Ari April 14, 2010 at 10:05 PM
They definitely have “lactation specialists” available, and they seem very supportive of breast feeding, which I am convinced is important for good health of the baby. (A delay of 24 hours seems like quite a long delay to me, but I haven’t researched the particulars.)
Kelly Elmore April 16, 2010 at 8:21 AM
Ari, this birth center sounds fantastic. I wanted to comment that the rate of 11% hospital transfer is pretty good. The homebirth midwife that I used (and worked for) had a 10% transfer rate for first time moms, and it was one of the lowest I found. Good for you and your wife for researching so carefully and finding a place you feel comfortable in! And I labored in water and loved it!!
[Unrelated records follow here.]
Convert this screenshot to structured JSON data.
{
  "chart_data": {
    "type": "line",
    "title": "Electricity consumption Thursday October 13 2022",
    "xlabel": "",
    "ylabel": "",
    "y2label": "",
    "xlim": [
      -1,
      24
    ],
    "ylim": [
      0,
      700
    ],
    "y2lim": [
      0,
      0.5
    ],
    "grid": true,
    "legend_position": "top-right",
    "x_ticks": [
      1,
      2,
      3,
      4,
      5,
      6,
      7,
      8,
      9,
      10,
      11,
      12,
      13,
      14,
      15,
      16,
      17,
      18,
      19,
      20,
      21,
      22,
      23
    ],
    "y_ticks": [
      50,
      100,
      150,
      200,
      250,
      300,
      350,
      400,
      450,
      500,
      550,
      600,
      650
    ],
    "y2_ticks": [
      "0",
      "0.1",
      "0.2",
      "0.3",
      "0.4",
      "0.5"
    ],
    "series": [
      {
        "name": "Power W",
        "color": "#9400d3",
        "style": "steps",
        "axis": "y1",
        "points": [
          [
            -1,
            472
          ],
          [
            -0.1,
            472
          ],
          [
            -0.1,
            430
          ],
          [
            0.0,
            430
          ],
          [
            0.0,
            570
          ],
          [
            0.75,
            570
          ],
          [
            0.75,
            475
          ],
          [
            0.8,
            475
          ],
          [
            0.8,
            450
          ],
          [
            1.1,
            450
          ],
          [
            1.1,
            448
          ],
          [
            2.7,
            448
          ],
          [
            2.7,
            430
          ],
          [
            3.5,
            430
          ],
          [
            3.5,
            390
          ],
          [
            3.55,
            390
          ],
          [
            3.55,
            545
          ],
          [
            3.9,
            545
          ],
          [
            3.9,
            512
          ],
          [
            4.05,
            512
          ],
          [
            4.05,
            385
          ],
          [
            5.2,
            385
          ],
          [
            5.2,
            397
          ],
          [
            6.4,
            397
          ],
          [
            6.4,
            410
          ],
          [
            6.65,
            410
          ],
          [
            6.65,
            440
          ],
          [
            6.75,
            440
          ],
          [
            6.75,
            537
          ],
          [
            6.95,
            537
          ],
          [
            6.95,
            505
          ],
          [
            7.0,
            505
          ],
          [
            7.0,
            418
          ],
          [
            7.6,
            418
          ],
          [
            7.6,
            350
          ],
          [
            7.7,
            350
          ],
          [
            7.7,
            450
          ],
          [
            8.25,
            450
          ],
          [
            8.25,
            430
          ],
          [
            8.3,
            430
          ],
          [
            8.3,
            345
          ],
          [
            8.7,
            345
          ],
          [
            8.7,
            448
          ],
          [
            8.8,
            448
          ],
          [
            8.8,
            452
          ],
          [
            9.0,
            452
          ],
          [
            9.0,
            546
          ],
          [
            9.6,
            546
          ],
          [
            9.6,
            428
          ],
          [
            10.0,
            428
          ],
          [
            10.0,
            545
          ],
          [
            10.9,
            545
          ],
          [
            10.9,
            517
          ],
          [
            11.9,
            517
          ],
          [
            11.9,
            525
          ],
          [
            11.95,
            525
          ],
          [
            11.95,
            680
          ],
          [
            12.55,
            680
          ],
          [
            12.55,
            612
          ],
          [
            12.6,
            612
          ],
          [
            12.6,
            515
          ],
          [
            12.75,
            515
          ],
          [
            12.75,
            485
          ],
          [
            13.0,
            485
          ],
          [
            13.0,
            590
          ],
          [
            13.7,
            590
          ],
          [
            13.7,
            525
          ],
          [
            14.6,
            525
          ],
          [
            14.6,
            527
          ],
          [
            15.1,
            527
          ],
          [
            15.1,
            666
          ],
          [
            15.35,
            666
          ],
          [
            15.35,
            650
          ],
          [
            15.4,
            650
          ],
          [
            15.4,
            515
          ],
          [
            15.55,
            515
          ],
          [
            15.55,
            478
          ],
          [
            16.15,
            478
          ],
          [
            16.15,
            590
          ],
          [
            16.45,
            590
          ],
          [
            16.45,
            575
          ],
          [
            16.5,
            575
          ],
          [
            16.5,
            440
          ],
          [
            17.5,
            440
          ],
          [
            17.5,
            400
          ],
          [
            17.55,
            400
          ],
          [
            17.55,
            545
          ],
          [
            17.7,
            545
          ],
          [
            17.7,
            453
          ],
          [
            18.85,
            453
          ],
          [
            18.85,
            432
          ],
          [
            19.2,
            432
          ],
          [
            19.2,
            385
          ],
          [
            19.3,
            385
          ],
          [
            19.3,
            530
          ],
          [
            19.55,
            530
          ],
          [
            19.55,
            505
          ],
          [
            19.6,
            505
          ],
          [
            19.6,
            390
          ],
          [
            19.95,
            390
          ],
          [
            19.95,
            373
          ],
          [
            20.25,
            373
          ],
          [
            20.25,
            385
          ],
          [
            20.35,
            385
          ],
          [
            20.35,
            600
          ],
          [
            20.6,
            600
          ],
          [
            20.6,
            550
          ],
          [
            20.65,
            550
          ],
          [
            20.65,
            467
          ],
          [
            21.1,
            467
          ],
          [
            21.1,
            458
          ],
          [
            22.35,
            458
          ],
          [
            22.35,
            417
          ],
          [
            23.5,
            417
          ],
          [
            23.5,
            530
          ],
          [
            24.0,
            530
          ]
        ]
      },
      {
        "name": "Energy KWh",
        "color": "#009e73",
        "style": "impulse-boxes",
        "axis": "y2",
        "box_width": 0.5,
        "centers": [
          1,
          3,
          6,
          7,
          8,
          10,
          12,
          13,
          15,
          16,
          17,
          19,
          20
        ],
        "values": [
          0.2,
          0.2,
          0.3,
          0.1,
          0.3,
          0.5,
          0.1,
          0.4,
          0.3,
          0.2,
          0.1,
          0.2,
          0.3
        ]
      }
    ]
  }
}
catherine April 17, 2010 at 5:32 AM
Congrats on your decision! I love being a parent, I wish the same amazing experience for you two! Two thoughts: I have read that nursing within the first hour is a good way to launch breastfeeding, that’s what I was able to do with my full-term birth, and close to it for the preemie birth (pumping). Went to a couple LaLeche meetings before birth that proved very helpful. 2nd thought: Since you are already visiting birth centers, I would recommend reading up on parenting a little bit over time as well. I recommend the Nursing Mother’s Companion, Your Self-Confident Baby, Healthy Sleep Habits Happy Child. Will reserve my conception advice!! All the best!